São 13.878 os prédios urbanos abrangidos, pelo que os respetivos proprietários terão de pagar uma fatura de IMI mais elevada.

Autor: Redação

Apenas 16% dos municípios portugueses (49 num total de 308) optaram, este ano, por penalizar com uma taxa de Imposto Municipal sobre Imóveis (IMI) agravada os imóveis que, dentro das respetivas zonas geográficas, se encontram devolutos ou em ruínas. Serão, ao todo, 13.878 prédios urbanos abrangidos, pelo que os respetivos proprietários terão de pagar uma fatura de IMI – relativa ao ano de 2020 – mais elevada. 

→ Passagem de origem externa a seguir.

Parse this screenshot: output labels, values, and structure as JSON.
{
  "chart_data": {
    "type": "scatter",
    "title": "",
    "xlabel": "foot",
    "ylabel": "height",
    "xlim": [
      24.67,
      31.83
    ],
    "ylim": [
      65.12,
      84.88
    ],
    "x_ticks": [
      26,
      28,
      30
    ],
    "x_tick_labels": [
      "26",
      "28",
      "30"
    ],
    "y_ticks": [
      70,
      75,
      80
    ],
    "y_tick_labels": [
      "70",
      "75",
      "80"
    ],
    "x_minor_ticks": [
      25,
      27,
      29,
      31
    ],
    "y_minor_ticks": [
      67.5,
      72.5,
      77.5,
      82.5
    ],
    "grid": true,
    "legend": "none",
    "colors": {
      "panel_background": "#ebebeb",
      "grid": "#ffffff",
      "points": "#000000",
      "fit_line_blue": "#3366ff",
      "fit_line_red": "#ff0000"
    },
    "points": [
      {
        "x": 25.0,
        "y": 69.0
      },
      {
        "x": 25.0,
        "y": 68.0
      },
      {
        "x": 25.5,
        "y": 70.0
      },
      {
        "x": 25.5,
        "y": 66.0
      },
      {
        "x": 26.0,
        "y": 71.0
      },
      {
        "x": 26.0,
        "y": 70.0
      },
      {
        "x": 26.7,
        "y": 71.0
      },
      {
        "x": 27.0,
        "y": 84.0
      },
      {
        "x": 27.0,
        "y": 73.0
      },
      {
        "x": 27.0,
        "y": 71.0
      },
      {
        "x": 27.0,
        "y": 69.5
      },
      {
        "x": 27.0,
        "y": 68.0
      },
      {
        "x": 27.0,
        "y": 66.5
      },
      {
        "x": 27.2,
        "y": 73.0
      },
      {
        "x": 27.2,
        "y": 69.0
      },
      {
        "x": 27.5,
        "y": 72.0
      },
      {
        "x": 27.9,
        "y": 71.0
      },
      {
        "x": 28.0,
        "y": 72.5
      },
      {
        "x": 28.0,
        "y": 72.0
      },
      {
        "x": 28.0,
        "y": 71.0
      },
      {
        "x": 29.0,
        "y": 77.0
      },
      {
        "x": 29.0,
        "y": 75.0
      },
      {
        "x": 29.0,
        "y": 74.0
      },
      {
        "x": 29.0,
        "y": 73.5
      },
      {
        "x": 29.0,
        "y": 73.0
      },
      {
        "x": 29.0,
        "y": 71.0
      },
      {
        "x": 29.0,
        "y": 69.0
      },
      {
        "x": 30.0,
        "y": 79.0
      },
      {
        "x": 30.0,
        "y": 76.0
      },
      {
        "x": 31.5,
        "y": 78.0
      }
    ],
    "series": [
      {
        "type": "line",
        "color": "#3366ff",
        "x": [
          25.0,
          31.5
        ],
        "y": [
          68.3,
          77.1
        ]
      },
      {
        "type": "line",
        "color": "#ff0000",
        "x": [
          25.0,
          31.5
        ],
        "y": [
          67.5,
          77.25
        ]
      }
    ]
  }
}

O Jornal de Negócios, que cita dados disponibilizados pelo Ministério das Finanças, recorda que o Código do IMI determina que a taxa do imposto deve variar entre 0,3% e 0,45%, cabendo às câmaras, todos os anos, decidir qual a que pretendem aplicar, visto tratar-se de uma receita municipal.

A lei, no entanto, dá também ao poder local a possibilidade de penalizar os prédios que se encontrem devolutos há mais de um ano ou em ruínas, sendo que, nesse caso, a taxa pode ser elevada ao triplo. Uma penalização que poderá ser ainda maior se os referidos imóveis se localizarem nas chamadas zonas de pressão urbanística, escreve a publicação, lembrando que os prédios devolutos há mais de dois anos ou em ruína, bem como os terrenos para construção com aptidão habitacional, estão sujeitos a pagar IMI a sextuplicar, sendo esta taxa agravada depois 10% em cada ano subsequente até atingir 12 vezes a taxa normal praticada pelo município.

De referir que há este ano, face ao ano anterior, menos câmaras a optar por penalizar com uma taxa de IMI agravada os imóveis que se encontram devolutos ou em ruínas: foram 58 em 2020 e são 49, conforme mencionado em cima, em 2021.